Accepted for/Published in: JMIR Formative Research
Date Submitted: Nov 2, 2022
Open Peer Review Period: Nov 2, 2022 - Dec 28, 2022
Date Accepted: Jul 24, 2023
(closed for review but you can still tweet)
Warning: This is an author submission that is not peer-reviewed or edited. Preprints - unless they show as "accepted" - should not be relied on to guide clinical practice or health-related behavior and should not be reported in news media as established information.

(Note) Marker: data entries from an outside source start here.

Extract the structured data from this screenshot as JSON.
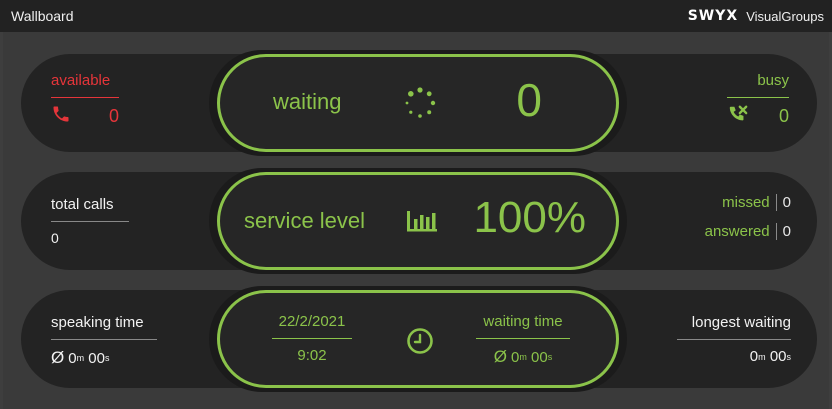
{
  "titlebar": {
    "title": "Wallboard",
    "brand_logo": "SWYX",
    "brand_name": "VisualGroups"
  },
  "colors": {
    "accent_green": "#8bc34a",
    "alert_red": "#e5353a",
    "panel": "#232323",
    "background": "#3e3e3e"
  },
  "row_status": {
    "available": {
      "label": "available",
      "value": "0",
      "icon": "phone-icon"
    },
    "waiting": {
      "label": "waiting",
      "value": "0",
      "icon": "spinner-icon"
    },
    "busy": {
      "label": "busy",
      "value": "0",
      "icon": "busy-phone-icon"
    }
  },
  "row_service": {
    "total_calls": {
      "label": "total calls",
      "value": "0"
    },
    "service_level": {
      "label": "service level",
      "value": "100%",
      "icon": "bar-chart-icon"
    },
    "missed": {
      "label": "missed",
      "value": "0"
    },
    "answered": {
      "label": "answered",
      "value": "0"
    }
  },
  "row_time": {
    "speaking_time": {
      "label": "speaking time",
      "avg_symbol": "Ø",
      "minutes": "0",
      "min_unit": "m",
      "seconds": "00",
      "sec_unit": "s"
    },
    "date": "22/2/2021",
    "time": "9:02",
    "clock_icon": "clock-icon",
    "waiting_time": {
      "label": "waiting time",
      "avg_symbol": "Ø",
      "minutes": "0",
      "min_unit": "m",
      "seconds": "00",
      "sec_unit": "s"
    },
    "longest_waiting": {
      "label": "longest waiting",
      "minutes": "0",
      "min_unit": "m",
      "seconds": "00",
      "sec_unit": "s"
    }
  }
}
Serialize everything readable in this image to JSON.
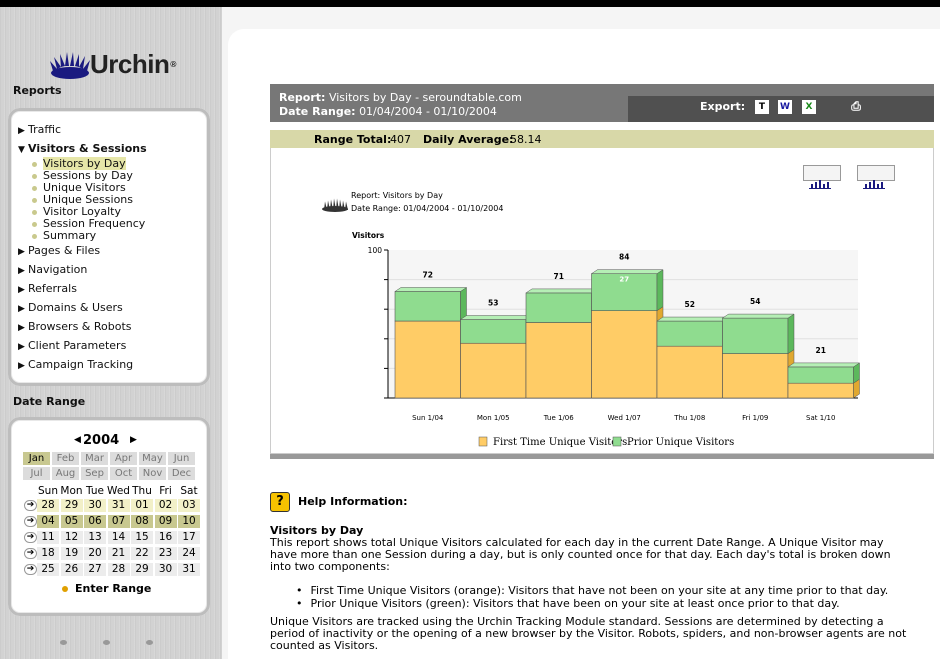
{
  "brand": {
    "name": "Urchin",
    "reg": "®"
  },
  "sidebar": {
    "reports_heading": "Reports",
    "date_heading": "Date Range",
    "nav": [
      {
        "label": "Traffic",
        "expanded": false
      },
      {
        "label": "Visitors & Sessions",
        "expanded": true
      },
      {
        "label": "Pages & Files",
        "expanded": false
      },
      {
        "label": "Navigation",
        "expanded": false
      },
      {
        "label": "Referrals",
        "expanded": false
      },
      {
        "label": "Domains & Users",
        "expanded": false
      },
      {
        "label": "Browsers & Robots",
        "expanded": false
      },
      {
        "label": "Client Parameters",
        "expanded": false
      },
      {
        "label": "Campaign Tracking",
        "expanded": false
      }
    ],
    "sub": [
      "Visitors by Day",
      "Sessions by Day",
      "Unique Visitors",
      "Unique Sessions",
      "Visitor Loyalty",
      "Session Frequency",
      "Summary"
    ],
    "selected_sub": "Visitors by Day"
  },
  "calendar": {
    "year": "2004",
    "months": [
      "Jan",
      "Feb",
      "Mar",
      "Apr",
      "May",
      "Jun",
      "Jul",
      "Aug",
      "Sep",
      "Oct",
      "Nov",
      "Dec"
    ],
    "selected_month": "Jan",
    "dow": [
      "Sun",
      "Mon",
      "Tue",
      "Wed",
      "Thu",
      "Fri",
      "Sat"
    ],
    "weeks": [
      [
        "28",
        "29",
        "30",
        "31",
        "01",
        "02",
        "03"
      ],
      [
        "04",
        "05",
        "06",
        "07",
        "08",
        "09",
        "10"
      ],
      [
        "11",
        "12",
        "13",
        "14",
        "15",
        "16",
        "17"
      ],
      [
        "18",
        "19",
        "20",
        "21",
        "22",
        "23",
        "24"
      ],
      [
        "25",
        "26",
        "27",
        "28",
        "29",
        "30",
        "31"
      ]
    ],
    "selected_week": 1,
    "enter_label": "Enter Range"
  },
  "report": {
    "report_label": "Report:",
    "report_value": "Visitors by Day - seroundtable.com",
    "range_label": "Date Range:",
    "range_value": "01/04/2004 - 01/10/2004",
    "export_label": "Export:",
    "export_icons": [
      "T",
      "W",
      "X"
    ],
    "range_total_label": "Range Total:",
    "range_total": "407",
    "daily_avg_label": "Daily Average:",
    "daily_avg": "58.14"
  },
  "chart_data": {
    "type": "bar",
    "stacked": true,
    "title": "Report: Visitors by Day",
    "subtitle": "Date Range: 01/04/2004 - 01/10/2004",
    "ylabel": "Visitors",
    "ylim": [
      0,
      100
    ],
    "y_tick_label": "100",
    "categories": [
      "Sun 1/04",
      "Mon 1/05",
      "Tue 1/06",
      "Wed 1/07",
      "Thu 1/08",
      "Fri 1/09",
      "Sat 1/10"
    ],
    "totals": [
      72,
      53,
      71,
      84,
      52,
      54,
      21
    ],
    "series": [
      {
        "name": "First Time Unique Visitors",
        "color": "#ffcc66",
        "values": [
          52,
          37,
          51,
          59,
          35,
          30,
          10
        ]
      },
      {
        "name": "Prior Unique Visitors",
        "color": "#8fdc8f",
        "values": [
          20,
          16,
          20,
          25,
          17,
          24,
          11
        ]
      }
    ],
    "inner_labels": [
      "",
      "",
      "",
      "27",
      "",
      "",
      ""
    ],
    "legend_position": "bottom"
  },
  "help": {
    "title": "Help Information:",
    "section": "Visitors by Day",
    "p1": "This report shows total Unique Visitors calculated for each day in the current Date Range. A Unique Visitor may have more than one Session during a day, but is only counted once for that day. Each day's total is broken down into two components:",
    "bullets": [
      "First Time Unique Visitors (orange): Visitors that have not been on your site at any time prior to that day.",
      "Prior Unique Visitors (green): Visitors that have been on your site at least once prior to that day."
    ],
    "p2": "Unique Visitors are tracked using the Urchin Tracking Module standard. Sessions are determined by detecting a period of inactivity or the opening of a new browser by the Visitor. Robots, spiders, and non-browser agents are not counted as Visitors."
  }
}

Using WeChat clinician-patient group communication data to identify symptom burdens in patients with uterine fibroids under focused ultrasound ablation surgery treatment
ABSTRACT
Background:
Unlike research project-based health data collections, such as questionnaires, interviews, and social media platforms, which allow patients to freely discuss their health status and obtain peer support, previous literature has pointed out that both public-facing websites and private Facebook can serve as data sources for patient-reported outcomes.
Objective:
This study aimed to use natural language processing (NLP) techniques based on machine learning to identify concerns regarding the postoperative quality of life and symptom burdens in uterine fibroids after focused ultrasound ablation surgery.
Methods:
Screenshots taken from the clinician-patient WeChat groups were converted into free texts using image text recognition technology and used as the research object of this study, which used regular expressions in Python to search for symptom burdens in over 900,000 words of WeChat group chats associated with 408 patients in Chongqing Haifu Hospital diagnosed with uterine fibroids between 2010 and 2020. We first built a corpus of symptoms by manually coding 30% of the WeChat texts, and then used regular expressions to crawl symptom information from the remaining texts based on this corpus. We compared the results with a manual review (gold standard) of the same records. The mixed method was used to access the relationship between the population baseline data and conceptual symptoms, Quantitative and qualitative results were examined
Results:
A total of 190,000 words of uterine fibroids patients' free text were finally obtained after data cleaning. A total of 408 patients were included in the study. The age of the patients was 39.94±6.81 years, and their BMI was 23.47±29.37 (kg/m^2). The median reporting times of the seven major symptoms were 21, 26, 57, 2, 18, 30, and 49 days. Results showed that patients with dysmenorrhea were younger and slimmer (mean (SD), P<.05), with lower fertility and parity (P<.05), and tended to stay longer in the hospital (P<.05). Logistic regression models identified menstrual duration (odds ratios (OR) (95%CI)), age at menarche (OR (95%CI)), reported symptoms before surgery (OR (95%CI)), and the number and size of fibroids as significant risk factors for postoperative symptoms.
Conclusions:
Unstructured free texts from social media platforms extracted by NLP technology can be used for analysis, to capture the conceptual information about patients' HRQol, screen out high-risk groups, and track the reporting time of certain symptoms, adopt personalized treatment for patients at different stages of recovery to improve the quality of life of patients. Python-based text mining of free-text data can accurately extract symptom burden administered and save considerable time compared to manual review, maximizing the utility of the extant information in population-based electronic health records for comparative effectiveness research.